Post presidencialismo
“Nada va bien en un sistema político en que las palabras contradicen a los hechos”, Napoleón Bonaparte.
El presidente no se equivoca, es culpa del sol que no dio cuenta del horario. El presidente no polariza, es culpa de aquellos que no piensan igual.
Estas y frases similares eran muy comunes en aquel México en el cual vivió el presidencialismo. En aquel entonces se vivía un país donde los hombres caminaban tras el paso de la embestidura presidencial buscando gracia de las dádivas del hombre que encarnaba el poder.

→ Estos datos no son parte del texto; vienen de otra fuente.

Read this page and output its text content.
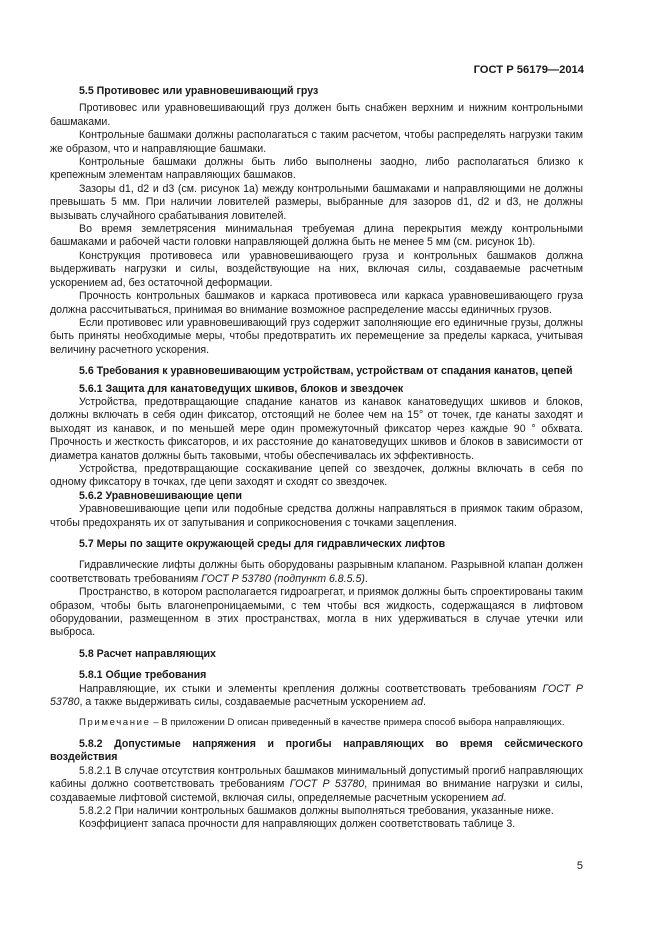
ГОСТ Р 56179—2014

5.5 Противовес или уравновешивающий груз

Противовес или уравновешивающий груз должен быть снабжен верхним и нижним контрольными башмаками.

Контрольные башмаки должны располагаться с таким расчетом, чтобы распределять нагрузки таким же образом, что и направляющие башмаки.

Контрольные башмаки должны быть либо выполнены заодно, либо располагаться близко к крепежным элементам направляющих башмаков.

Зазоры d1, d2 и d3 (см. рисунок 1a) между контрольными башмаками и направляющими не должны превышать 5 мм. При наличии ловителей размеры, выбранные для зазоров d1, d2 и d3, не должны вызывать случайного срабатывания ловителей.

Во время землетрясения минимальная требуемая длина перекрытия между контрольными башмаками и рабочей части головки направляющей должна быть не менее 5 мм (см. рисунок 1b).

Конструкция противовеса или уравновешивающего груза и контрольных башмаков должна выдерживать нагрузки и силы, воздействующие на них, включая силы, создаваемые расчетным ускорением ad, без остаточной деформации.

Прочность контрольных башмаков и каркаса противовеса или каркаса уравновешивающего груза должна рассчитываться, принимая во внимание возможное распределение массы единичных грузов.

Если противовес или уравновешивающий груз содержит заполняющие его единичные грузы, должны быть приняты необходимые меры, чтобы предотвратить их перемещение за пределы каркаса, учитывая величину расчетного ускорения.

5.6 Требования к уравновешивающим устройствам, устройствам от спадания канатов, цепей

5.6.1 Защита для канатоведущих шкивов, блоков и звездочек

Устройства, предотвращающие спадание канатов из канавок канатоведущих шкивов и блоков, должны включать в себя один фиксатор, отстоящий не более чем на 15° от точек, где канаты заходят и выходят из канавок, и по меньшей мере один промежуточный фиксатор через каждые 90 ° обхвата. Прочность и жесткость фиксаторов, и их расстояние до канатоведущих шкивов и блоков в зависимости от диаметра канатов должны быть таковыми, чтобы обеспечивалась их эффективность.

Устройства, предотвращающие соскакивание цепей со звездочек, должны включать в себя по одному фиксатору в точках, где цепи заходят и сходят со звездочек.

5.6.2 Уравновешивающие цепи

Уравновешивающие цепи или подобные средства должны направляться в приямок таким образом, чтобы предохранять их от запутывания и соприкосновения с точками зацепления.

5.7 Меры по защите окружающей среды для гидравлических лифтов

Гидравлические лифты должны быть оборудованы разрывным клапаном. Разрывной клапан должен соответствовать требованиям ГОСТ Р 53780 (подпункт 6.8.5.5).

Пространство, в котором располагается гидроагрегат, и приямок должны быть спроектированы таким образом, чтобы быть влагонепроницаемыми, с тем чтобы вся жидкость, содержащаяся в лифтовом оборудовании, размещенном в этих пространствах, могла в них удерживаться в случае утечки или выброса.

5.8 Расчет направляющих

5.8.1 Общие требования

Направляющие, их стыки и элементы крепления должны соответствовать требованиям ГОСТ Р 53780, а также выдерживать силы, создаваемые расчетным ускорением ad.

Примечание – В приложении D описан приведенный в качестве примера способ выбора направляющих.

5.8.2 Допустимые напряжения и прогибы направляющих во время сейсмического воздействия

5.8.2.1 В случае отсутствия контрольных башмаков минимальный допустимый прогиб направляющих кабины должно соответствовать требованиям ГОСТ Р 53780, принимая во внимание нагрузки и силы, создаваемые лифтовой системой, включая силы, определяемые расчетным ускорением ad.

5.8.2.2 При наличии контрольных башмаков должны выполняться требования, указанные ниже.

Коэффициент запаса прочности для направляющих должен соответствовать таблице 3.

5
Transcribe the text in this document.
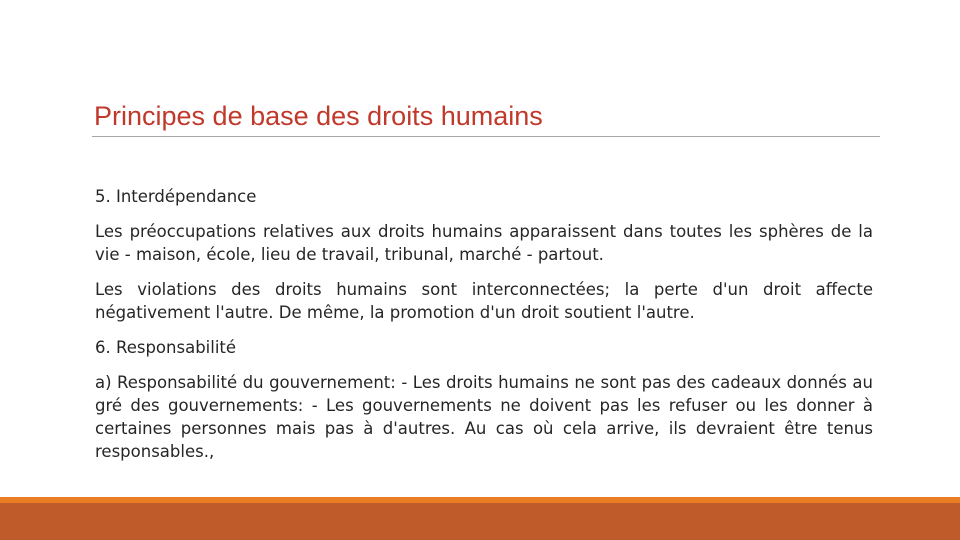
Principes de base des droits humains

5. Interdépendance

Les préoccupations relatives aux droits humains apparaissent dans toutes les sphères de la vie - maison, école, lieu de travail, tribunal, marché - partout.

Les violations des droits humains sont interconnectées; la perte d'un droit affecte négativement l'autre. De même, la promotion d'un droit soutient l'autre.

6. Responsabilité

a) Responsabilité du gouvernement: - Les droits humains ne sont pas des cadeaux donnés au gré des gouvernements: - Les gouvernements ne doivent pas les refuser ou les donner à certaines personnes mais pas à d'autres. Au cas où cela arrive, ils devraient être tenus responsables.,
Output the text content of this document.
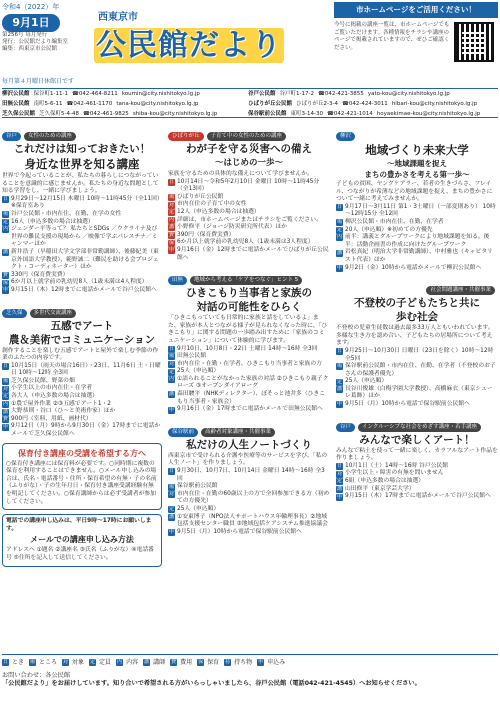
令和4（2022）年
9月1日
第256号 毎月発行
発行：公民館だより編集室
編集：西東京市公民館
西東京市
公民館だより
毎月第４月曜日休館日です
市ホームページをご活用ください！
今号に掲載の講座一覧は、市ホームページでもご覧いただけます。各種情報をチラシや講座のページで掲載されていますので、ぜひご確認ください。
柳沢公民館 保谷町1-11-1 ☎042-464-8211 koumin@city.nishitokyo.lg.jp	谷戸公民館 谷戸町1-17-2 ☎042-421-3855 yato-kou@city.nishitokyo.lg.jp
田無公民館 南町5-6-11 ☎042-461-1170 tana-kou@city.nishitokyo.lg.jp	ひばりが丘公民館 ひばりが丘2-3-4 ☎042-424-3011 hibari-kou@city.nishitokyo.lg.jp
芝久保公民館 芝久保町5-4-48 ☎042-461-9825 shiba-kou@city.nishitokyo.lg.jp	保谷駅前公民館 東町3-14-30 ☎042-421-1014 hoyaekimae-kou@city.nishitokyo.lg.jp
谷戸 女性のための講座
これだけは知っておきたい！
身近な世界を知る講座
世界で今起っていることが、私たちの暮らしにつながっていることを意識的に感じませんか。私たちの身近な問題として知る学習をし、一緒に学びましょう。
日 9月29日～12月15日 木曜日 10時～11時45分（全11回）※保育室あり
場 谷戸公民館・市内在住、在勤、在学の女性
定 16人（申込多数の場合は抽選）
内 ジェンダー平等って？ 私たちとSDGs ／ウクライナ及び世界の難民支援の現場から ／映像で学ぶパレスチナ／ミャンマーほか
講 新井浩子（早稲田大学文学部非常勤講師）、後藤紀美（東京外国語大学教授）、範野誠二（難民を助ける会プロジェクト・コーディネーター）ほか
費 330円（保育費実費）
保 6か月以上就学前の乳幼児8人（1歳未満は4人程度）
申 9月15日（木）12時までに電話かメールで谷戸公民館へ
芝久保 多世代交流講座
五感でアート
農＆美術でコミュニケーション
創作することを楽しむ五感でアートと屋外で楽しむ季節の作業のふたつの内容です。
日 10月15日（雨天の場合16日）・23日、11月6日 土・日曜日 10時～12時 全3回
場 芝久保公民館、野菜の畑
対 小学生以上の市内在住・在学者
定 各大人（申込多数の場合は抽選）
内 ①農で屋外作業 ②③五感でアート1・2
講 大野恭則・谷口（ひ～と美術作家）ほか
費 900円（室料、用紙、画材代）
申 9月12日（月）9時から9月30日（金）17時までに電話かメールで芝久保公民館へ
保育付き講座の受講を希望する方へ
○保育付き講座には保育料が必要です。○同時期に複数の保育を利用することはできません。○メール申し込みの場合は、氏名・電話番号・住所・保育希望の有無・子の名前（ふりがな）・子の生年月日・保育付き講座受講経験有無を明記してください。○保育講師からは必ず受講者が参加してください。
電話での講座申し込みは、平日9時～17時にお願いします。
メールでの講座申し込み方法
アドレスへ ①題名 ②講座名 ③氏名（ふりがな）④電話番号 ⑤住所を記入して送信してください。
ひばりが丘 子育て中の女性のための講座
わが子を守る災害への備え
～はじめの一歩～
家族を守るための具体的な備えについて学びませんか。
日 10月14日～令和5年2月10日 金曜日 10時～11時45分（全13回）
場 ひばりが丘公民館
対 市内在住の子育て中の女性
定 12人（申込多数の場合は抽選）
内 詳細は、市ホームページまたはチラシをご覧ください。
講 小野修平（ジョージ防災研究所代表）ほか
費 390円（保育費実費）
保 6か月以上就学前の乳幼児8人（1歳未満は3人程度）
申 9月16日（金）12時までに電話かメールでひばりが丘公民館へ
田無 地域から考える「ケアをつなぐ」ヒント 5
ひきこもり当事者と家族の
対話の可能性をひらく
「ひきこもっていても日常的に家族と話をしているよ」また、家族が本人とつながる様子が見られなくなった時に、「ひきこもり」に関する問題の一歩踏み出すために「家族のコミュニケーション」について体験的に学びます。
日 9月10日、10月8日・22日 土曜日 14時～16時 全3回
場 田無公民館
対 市内在住・在勤・在学者、ひきこもり当事者と家族の方
定 25人（申込順）
内 ①語られることがなかった家族の対話 ②ひきこもり親子クローズ ③オープンダイアローグ
講 森田駿平（NHKディレクター）、ぼそっと池井多（ひきこもり当事者・家族会）
申 9月16日（金）17時までに電話かメールで田無公民館へ
保谷駅前 高齢者対象講座・共催事業
私だけの人生ノートづくり
西東京市で受けられる介護や医療等のサービスを学び、「私の人生ノート」を作りましょう。
日 9月30日、10月7日、10月14日 金曜日 14時～16時 全3回
場 保谷駅前公民館
対 市内在住・在勤の60歳以上の方で全回参加できる方（初めての方優先）
定 25人（申込順）
講 ①安東博子（NPO法人サポートハウス年輪理事長）②地域包括支援センター職員 ③地域包括ケアシステム推進協議会
申 9月5日（月）10時から電話で保谷駅前公民館へ
柳沢
地域づくり未来大学
～地域課題を捉え
まちの豊かさを考える第一歩～
子どもの貧困、ヤングケアラー、若者の生きづらさ、フレイル、つながりが希薄などの地域課題を捉え、まちの豊かさについて一緒に考えてみませんか。
日 9月17日～3月11日 第1・3土曜日（一部変則あり） 10時～12時15分 全12回
場 柳沢公民館・市内在住、在勤、在学者
定 20人（申込順）※初めての方優先
内 前半：講義とグループワークにより地域課題を知る。後半：活動企画書の作成に向けたグループワーク
講 岩松真紀（明治大学非常勤講師）、中村雅也（キャピタリスト代表）ほか
申 9月2日（金）10時から電話かメールで柳沢公民館へ
社会問題講座・共催事業
不登校の子どもたちと共に
歩む社会
不登校の児童生徒数は過去最多33万人ともいわれています。多様な生き方を認め合い、子どもたちの居場所について考えます。
日 9月25日～10月30日 日曜日（23日を除く）10時～12時 全5回
場 保谷駅前公民館・市内在住、在勤、在学者（不登校のお子さんの保護者優先）
定 25人（申込順）
講 長谷川俊雄（白梅学園大学教授）、高橋麻衣（東京シューレ葛飾）ほか
申 9月5日（月）10時から電話で保谷駅前公民館へ
谷戸 インクルーシブな社会をめざす講座・若手講座
みんなで楽しくアート！
みんなで粘土を使って一緒に楽しく、カラフルなアート作品を作りましょう。
日 10月1日（土）14時～16時 谷戸公民館
対 小学生以上・障害の有無を問いません
定 6組（申込多数の場合は抽選）
講 山田修平（東京学芸大学）
申 9月15日（木）17時までに電話かメールで谷戸公民館へ
日 とき 場 ところ 対 対象 定 定員 内 内容 講 講師 費 費用 保 保育 持 持ち物 申 申込み
お問い合わせ：各公民館
「公民館だより」をお届けしています。知り合いで希望される方がいらっしゃいましたら、谷戸公民館（電話042-421-4545）へお知らせください。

Era un México donde el hombre elegido —ilustre y magnánimo— recorría los secos y sedientos caminos; rodeado y agasajado por el pueblo que extendía el brazo con fe para que su suerte cambiara si era tocado por la bondad de aquel hombre que, con una instrucción benevolente, pero enérgica, señalaba cualquier punto del horizonte de hierva o selva, y pronunciaba aquellas palabras que todos esperaban escuchar: “¡hágase la carretera!” “¡Constrúyase el puente!” “¡Aquí una escuela¡” “¡Allá un mercado y el tren!”; y esa instrucción, por arte administrativa y sabiduría del poder, se hacía aparecer: Ni un centímetro más, ni un centímetro menos, solo ahí, donde el dedo del señor presidente había señalado.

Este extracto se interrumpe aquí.